Open joannapng opened 4 months ago
Hi @joannapng , thanks for the PR! It would be nice to be able to handle quantized biases with ExtractConvBias
, but there's a few problems that need to be fixed first.
Your changes break the transformation for Conv
nodes with non-quantized biases, the second line here accesses producer.input
without checking if producer
is None
which can happen for non-quantized biases:
producer = model.find_producer(n.input[2])
bias = model.get_initializer(producer.input[0])

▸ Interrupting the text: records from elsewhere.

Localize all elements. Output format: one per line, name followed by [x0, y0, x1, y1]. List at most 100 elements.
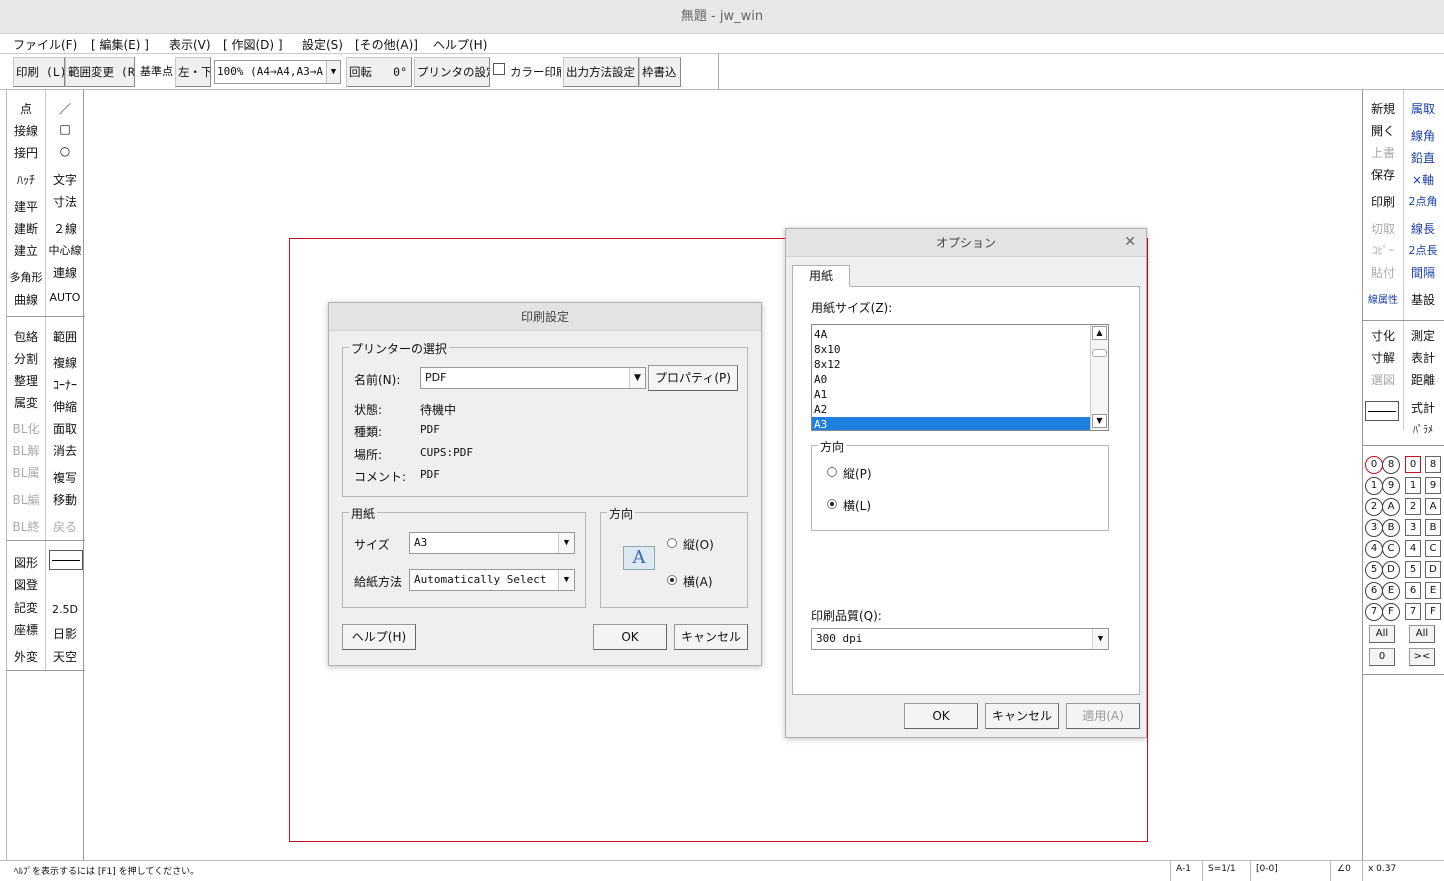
portrait-radio[interactable] [667, 538, 677, 548]
layer-group-button[interactable]: D [1382, 561, 1400, 579]
tool-tangent-circle[interactable]: 接円 [7, 144, 45, 161]
list-item[interactable]: A1 [814, 387, 1090, 402]
color-print-checkbox[interactable] [493, 63, 505, 75]
tool-measure[interactable]: 測定 [1403, 327, 1443, 344]
menu-settings[interactable]: 設定(S) [302, 36, 343, 53]
tool-sky[interactable]: 天空 [46, 648, 84, 665]
layer-group-button[interactable]: 3 [1365, 519, 1383, 537]
tool-attr-change[interactable]: 属変 [7, 394, 45, 411]
tool-dim-create[interactable]: 寸化 [1363, 327, 1403, 344]
line-icon[interactable]: ／ [46, 100, 84, 117]
tool-formula-calc[interactable]: 式計 [1403, 399, 1443, 416]
layer-group-button[interactable]: 2 [1365, 498, 1383, 516]
menu-other[interactable]: [その他(A)] [355, 36, 418, 53]
print-button[interactable]: 印刷 (L) [13, 57, 65, 87]
tool-auto[interactable]: AUTO [46, 291, 84, 304]
tool-block-end[interactable]: BL終 [7, 518, 45, 535]
zero-layer-button[interactable]: 0 [1369, 648, 1395, 666]
rectangle-icon[interactable]: □ [46, 122, 84, 136]
list-scrollbar[interactable]: ▲ ▼ [1090, 325, 1108, 430]
tool-section[interactable]: 建断 [7, 220, 45, 237]
ok-button[interactable]: OK [593, 624, 667, 650]
tool-curve[interactable]: 曲線 [7, 291, 45, 308]
ok-button[interactable]: OK [904, 703, 978, 729]
layer-button[interactable]: E [1425, 582, 1441, 599]
tool-stretch[interactable]: 伸縮 [46, 398, 84, 415]
line-type-preview[interactable] [1365, 401, 1399, 421]
tool-vertical[interactable]: 鉛直 [1403, 149, 1443, 166]
properties-button[interactable]: プロパティ(P) [648, 365, 738, 391]
tab-paper[interactable]: 用紙 [792, 265, 850, 287]
list-item[interactable]: A0 [814, 372, 1090, 387]
tool-open[interactable]: 開く [1363, 122, 1403, 139]
tool-tangent[interactable]: 接線 [7, 122, 45, 139]
list-item[interactable]: A2 [814, 402, 1090, 417]
layer-group-button[interactable]: 4 [1365, 540, 1383, 558]
landscape-radio[interactable] [667, 575, 677, 585]
tool-chamfer[interactable]: 面取 [46, 420, 84, 437]
tool-parallel[interactable]: 複線 [46, 354, 84, 371]
tool-block-release[interactable]: BL解 [7, 442, 45, 459]
printer-name-select[interactable]: PDF ▼ [420, 367, 646, 389]
menu-help[interactable]: ヘルプ(H) [433, 36, 487, 53]
tool-block-create[interactable]: BL化 [7, 420, 45, 437]
tool-attr-pick[interactable]: 属取 [1403, 100, 1443, 117]
layer-group-button[interactable]: B [1382, 519, 1400, 537]
layer-button[interactable]: 0 [1405, 456, 1421, 473]
layer-button[interactable]: C [1425, 540, 1441, 557]
landscape-radio[interactable] [827, 499, 837, 509]
tool-elevation[interactable]: 建立 [7, 242, 45, 259]
apply-button[interactable]: 適用(A) [1066, 703, 1140, 729]
layer-group-button[interactable]: F [1382, 603, 1400, 621]
tool-external-change[interactable]: 外変 [7, 648, 45, 665]
help-button[interactable]: ヘルプ(H) [342, 624, 416, 650]
cancel-button[interactable]: キャンセル [985, 703, 1059, 729]
layer-button[interactable]: 2 [1405, 498, 1421, 515]
paper-size-list[interactable]: 4A 8x10 8x12 A0 A1 A2 A3 ▲ ▼ [811, 324, 1109, 431]
list-item[interactable]: 4A [814, 327, 1090, 342]
status-scale[interactable]: S=1/1 [1208, 864, 1236, 874]
layer-toggle-button[interactable]: >< [1409, 648, 1435, 666]
print-quality-select[interactable]: 300 dpi ▼ [811, 628, 1109, 650]
tool-polygon[interactable]: 多角形 [7, 269, 45, 285]
tool-envelope[interactable]: 包絡 [7, 328, 45, 345]
list-item-selected[interactable]: A3 [812, 417, 1090, 430]
tool-copy[interactable]: 複写 [46, 469, 84, 486]
menu-edit[interactable]: [ 編集(E) ] [91, 36, 149, 53]
status-zoom[interactable]: x 0.37 [1368, 864, 1396, 874]
tool-line-angle[interactable]: 線角 [1403, 127, 1443, 144]
cancel-button[interactable]: キャンセル [674, 624, 748, 650]
tool-interval[interactable]: 間隔 [1403, 264, 1443, 281]
tool-cut[interactable]: 切取 [1363, 220, 1403, 237]
tool-distance[interactable]: 距離 [1403, 371, 1443, 388]
layer-button[interactable]: 1 [1405, 477, 1421, 494]
layer-button[interactable]: D [1425, 561, 1441, 578]
tool-undo[interactable]: 戻る [46, 518, 84, 535]
tool-2-5d[interactable]: 2.5D [46, 603, 84, 616]
scrollbar-thumb[interactable] [1092, 349, 1107, 357]
portrait-radio[interactable] [827, 467, 837, 477]
layer-button[interactable]: 3 [1405, 519, 1421, 536]
tool-block-edit[interactable]: BL編 [7, 491, 45, 508]
status-paper[interactable]: A-1 [1176, 864, 1191, 874]
layer-group-button[interactable]: 8 [1382, 456, 1400, 474]
tool-range[interactable]: 範囲 [46, 328, 84, 345]
layer-group-button[interactable]: 9 [1382, 477, 1400, 495]
all-layers-button[interactable]: All [1409, 625, 1435, 643]
tool-paste[interactable]: 貼付 [1363, 264, 1403, 281]
layer-button[interactable]: 6 [1405, 582, 1421, 599]
layer-button[interactable]: 8 [1425, 456, 1441, 473]
tool-save[interactable]: 保存 [1363, 166, 1403, 183]
tool-line-attr[interactable]: 線属性 [1363, 291, 1403, 306]
tool-copy-clip[interactable]: ｺﾋﾟｰ [1363, 242, 1403, 258]
tool-two-point-length[interactable]: 2点長 [1403, 242, 1443, 258]
paper-source-select[interactable]: Automatically Select ▼ [409, 569, 575, 591]
layer-group-button[interactable]: 6 [1365, 582, 1383, 600]
menu-file[interactable]: ファイル(F) [13, 36, 77, 53]
status-layer[interactable]: [0-0] [1256, 864, 1278, 874]
printer-settings-button[interactable]: プリンタの設定 [414, 57, 490, 87]
tool-base-settings[interactable]: 基設 [1403, 291, 1443, 308]
layer-button[interactable]: 7 [1405, 603, 1421, 620]
tool-arrange[interactable]: 整理 [7, 372, 45, 389]
tool-erase[interactable]: 消去 [46, 442, 84, 459]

To handle quantized biases correctly, the second input to the Add
node we insert should be the quantized bias (the output of the Quant
node for the bias) and not the un-quantized input to the bias quantizer itself. It seems you are currently removing the Quant
node entirely, which would not preserve the semantics of the original network: so currently rewriting Conv(x, bias=Quant(unquant_b))
to Conv(x) + unquant_b
but it should be Conv(x) + Quant(unquant_b)
instead.
If you could make this fix and perhaps add a unit test that checks both the quantized and unquantized bias cases, that would be great!
During the
ExtractBiasFromConv
transformation, sometimes the bias initializer was not found. The current code searches for the bias initializer with the name of the tensor that acts as input to the convolution node, but it should search for the initializer with the name of the first input to the Quant node that produces this tensor. For the same reason, the producer node should be deleted and not the tensor.